The study also evaluated using this biomarker to predict diagnostic labels and treatment responses across several different hospitals.

The scientists hope research on the biological underpinnings of psychiatric disorders will increase understanding of disease mechanisms as well as guide new drug development.

A web-based tool developed to calculate personalized functional striatal abnormalities (FSA) score for each individual is available here.

Funding: The research was supported by the National Basic Research Program of China, the National Key Research and Development Program, the Leading Projects Program of the Chinese Academy of Sciences and the Natural Science Foundation of China.
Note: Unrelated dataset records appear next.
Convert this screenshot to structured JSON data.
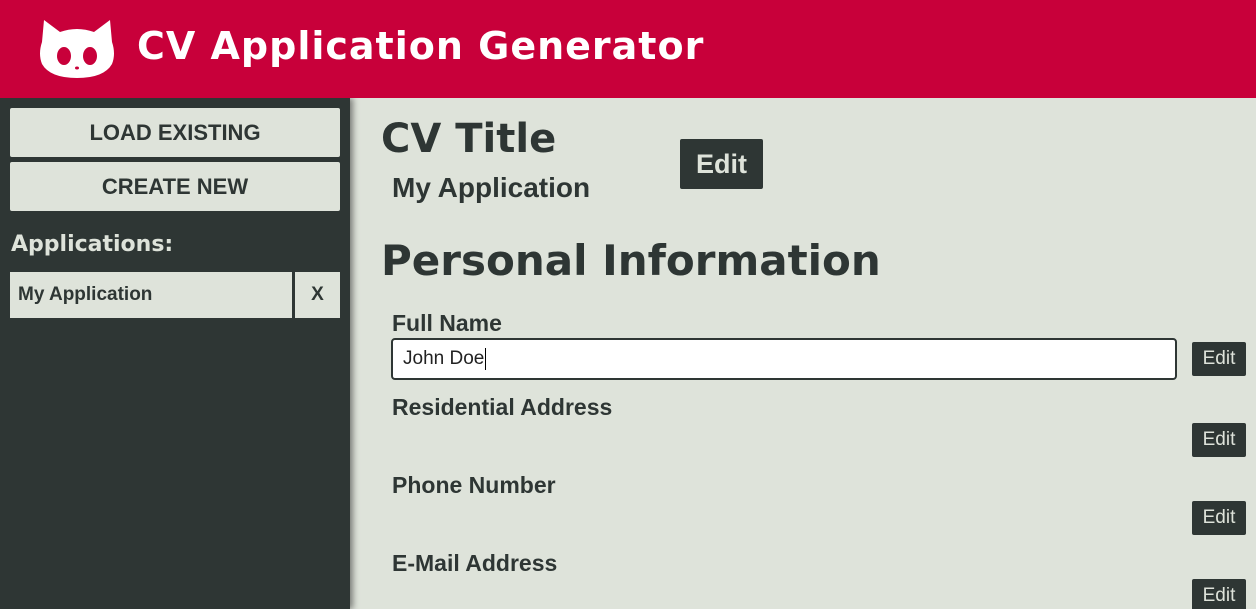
{
  "header": {
    "title": "CV Application Generator",
    "logo_icon": "github-octocat-icon",
    "background": "#c8003a"
  },
  "sidebar": {
    "load_label": "LOAD EXISTING",
    "create_label": "CREATE NEW",
    "applications_heading": "Applications:",
    "applications": [
      {
        "name": "My Application",
        "delete_label": "X"
      }
    ],
    "background": "#2e3634"
  },
  "main": {
    "cv_title_heading": "CV Title",
    "cv_title_value": "My Application",
    "cv_title_edit_label": "Edit",
    "personal_heading": "Personal Information",
    "fields": [
      {
        "label": "Full Name",
        "value": "John Doe",
        "edit_label": "Edit"
      },
      {
        "label": "Residential Address",
        "value": "",
        "edit_label": "Edit"
      },
      {
        "label": "Phone Number",
        "value": "",
        "edit_label": "Edit"
      },
      {
        "label": "E-Mail Address",
        "value": "",
        "edit_label": "Edit"
      }
    ],
    "background": "#dee3da"
  }
}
About this schizophrenia research article

Source:
Chinese Academy of Sciences Headquarters
Media Contacts:
ZHANG Xiaohan – Chinese Academy of Sciences Headquarters
Image Source:
The image is in the public domain.

Original Research: Closed access
“A neuroimaging biomarker for striatal dysfunction in schizophrenia”. Ang Li, Andrew Zalesky, Weihua Yue, Oliver Howes, Hao Yan, Yong Liu, Lingzhong Fan, Kirstie J Whitaker, Kaibin Xu, Guangxiang Rao, Jin Li, Shu Liu, Meng Wang, Yuqing Sun, Ming Song, Peng Li, Jun Chen, Yunchun Chen, Huaning Wang, Wenming Liu, Zhigang Li, Yongfeng Yang, Hua Guo, Ping Wan, Luxian Lv, Lin Lu, Jun Yan, Yuqing Song, Huiling Wang, Hongxing Zhang, Huawang Wu, Yuping Ning, Yuhui Du, Yuqi Cheng, Jian Xu, Xiufeng Xu, Dai Zhang, Xiaoqun Wang, Tianzi Jiang & Bing Liu.
Nature Medicine doi:10.1038/s41591-020-0793-8.

Abstract

A neuroimaging biomarker for striatal dysfunction in schizophrenia

Mounting evidence suggests that function and connectivity of the striatum is disrupted in schizophrenia. We have developed a new hypothesis-driven neuroimaging biomarker for schizophrenia identification, prognosis and subtyping based on functional striatal abnormalities (FSA). FSA scores provide a personalized index of striatal dysfunction, ranging from normal to highly pathological. Using inter-site cross-validation on functional magnetic resonance images acquired from seven independent scanners (n = 1,100), FSA distinguished individuals with schizophrenia from healthy controls with an accuracy exceeding 80% (sensitivity, 79.3%; specificity, 81.5%). In two longitudinal cohorts, inter-individual variation in baseline FSA scores was significantly associated with antipsychotic treatment response. FSA revealed a spectrum of severity in striatal dysfunction across neuropsychiatric disorders, where dysfunction was most severe in schizophrenia, milder in bipolar disorder, and indistinguishable from healthy individuals in depression, obsessive-compulsive disorder and attention-deficit hyperactivity disorder. Loci of striatal hyperactivity recapitulated the spatial distribution of dopaminergic function and the expression profiles of polygenic risk for schizophrenia. In conclusion, we have developed a new biomarker to index striatal dysfunction and established its utility in predicting antipsychotic treatment response, clinical stratification and elucidating striatal dysfunction in neuropsychiatric disorders.